W's allocated part of the unused foreign tax from 1996 ($30) is
partly absorbed by her separate excess limit of $20 for 1997, and then
fully absorbed by her allocated part of the joint excess limit for
1998 ($20). H's allocated part of the unused foreign tax from 1996
($50) is fully absorbed by his allocated part of the joint excess
limit ($65) for 1998.
H's separate unused foreign tax from 1997 ($25) is partly absorbed
(up to $15) by his remaining excess limit in 1998, and then fully
absorbed by W's remaining part of the joint excess limit for 1998
($10). Each spouse's excess limit on the 1998 joint return is reduced
by:
- Each spouse's carryover from earlier years (W's carryover of
$10 from 1996 and H's carryovers of $50 from 1996 and $15 from
1997).
- The other spouse's carryover. (H's carryover of $10 from
1997 is absorbed by W's remaining excess limit.)

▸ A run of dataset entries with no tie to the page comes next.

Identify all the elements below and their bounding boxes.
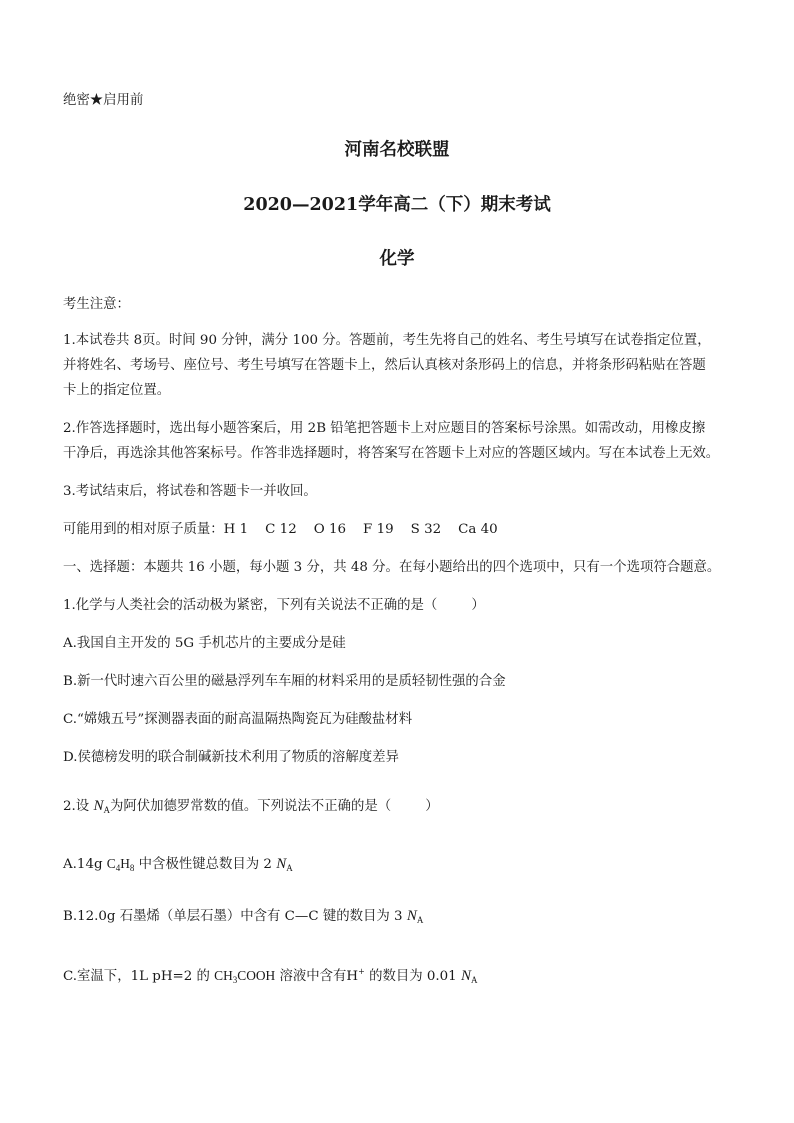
secret-label: 绝密★启用前	[63, 93, 144, 108]
question-1-option-c: C.“嫦娥五号”探测器表面的耐高温隔热陶瓷瓦为硅酸盐材料	[63, 712, 413, 727]
subject-title: 化学	[379, 249, 415, 269]
note-2-line-2: 干净后，再选涂其他答案标号。作答非选择题时，将答案写在答题卡上对应的答题区域内。写在本试卷上无效。	[63, 446, 720, 461]
alliance-title: 河南名校联盟	[344, 140, 450, 160]
question-2-option-b: B.12.0g 石墨烯（单层石墨）中含有 C—C 键的数目为 3 $N_A$	[63, 908, 424, 925]
exam-title: 2020—2021学年高二（下）期末考试	[243, 195, 551, 215]
question-1-stem: 1.化学与人类社会的活动极为紧密，下列有关说法不正确的是（ ）	[63, 598, 485, 613]
avogadro-symbol: $N_A$	[276, 856, 293, 873]
question-2-stem: 2.设 $N_A$为阿伏加德罗常数的值。下列说法不正确的是（ ）	[63, 798, 439, 815]
atomic-masses: 可能用到的相对原子质量：H 1 C 12 O 16 F 19 S 32 Ca 40	[63, 522, 498, 537]
question-2-option-a: A.14g $C_4H_8$ 中含极性键总数目为 2 $N_A$	[63, 856, 293, 873]
question-1-option-a: A.我国自主开发的 5G 手机芯片的主要成分是硅	[63, 636, 346, 651]
note-3: 3.考试结束后，将试卷和答题卡一并收回。	[63, 484, 317, 499]
note-1-line-2: 并将姓名、考场号、座位号、考生号填写在答题卡上，然后认真核对条形码上的信息，并将条形码粘贴在答题	[63, 358, 706, 373]
avogadro-symbol: $N_A$	[93, 798, 110, 815]
note-1-line-1: 1.本试卷共 8页。时间 90 分钟，满分 100 分。答题前，考生先将自己的姓名、考生号填写在试卷指定位置，	[63, 333, 711, 348]
formula-ch3cooh: $CH_3COOH$	[214, 968, 276, 985]
question-1-option-b: B.新一代时速六百公里的磁悬浮列车车厢的材料采用的是质轻韧性强的合金	[63, 674, 506, 689]
avogadro-symbol: $N_A$	[460, 968, 478, 985]
notes-title: 考生注意：	[63, 297, 130, 312]
formula-c4h8: $C_4H_8$	[106, 856, 135, 873]
note-2-line-1: 2.作答选择题时，选出每小题答案后，用 2B 铅笔把答题卡上对应题目的答案标号涂黑。如需改动，用橡皮擦	[63, 421, 706, 436]
question-2-option-c: C.室温下，1L pH=2 的 $CH_3COOH$ 溶液中含有H+ 的数目为 0.01 $N_A$	[63, 967, 478, 985]
section-1-heading: 一、选择题：本题共 16 小题，每小题 3 分，共 48 分。在每小题给出的四个选项中，只有一个选项符合题意。	[63, 560, 721, 575]
note-1-line-3: 卡上的指定位置。	[63, 383, 171, 398]
question-1-option-d: D.侯德榜发明的联合制碱新技术利用了物质的溶解度差异	[63, 750, 399, 765]
avogadro-symbol: $N_A$	[406, 908, 424, 925]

W's allocated part of the unused foreign tax of $69 from 1999 is
partly absorbed by her excess limit in 2000 ($10), and the remaining
$59 will be a carryover to the general limitation income category for
2001 and the following 3 years unless absorbed sooner. H's allocated
part of the unused foreign tax of $104 from 1999 is partly absorbed by
his excess limit in 2000 ($50), and the remaining $54 will be a
carryover to 2001 and the following 3 years unless absorbed sooner.
Joint Return Filed
in a Deduction Year
When you file a joint return in a deduction year, and carry unused
foreign tax through that year from the prior year in which you and
your spouse filed separate returns, the amount absorbed in the
deduction year is the unused foreign tax of each spouse deemed paid or
accrued in the deduction year up to the amount of that spouse's excess
limit in that year. You cannot reduce either spouse's excess limit in
the deduction year by the other's unused foreign taxes in that year.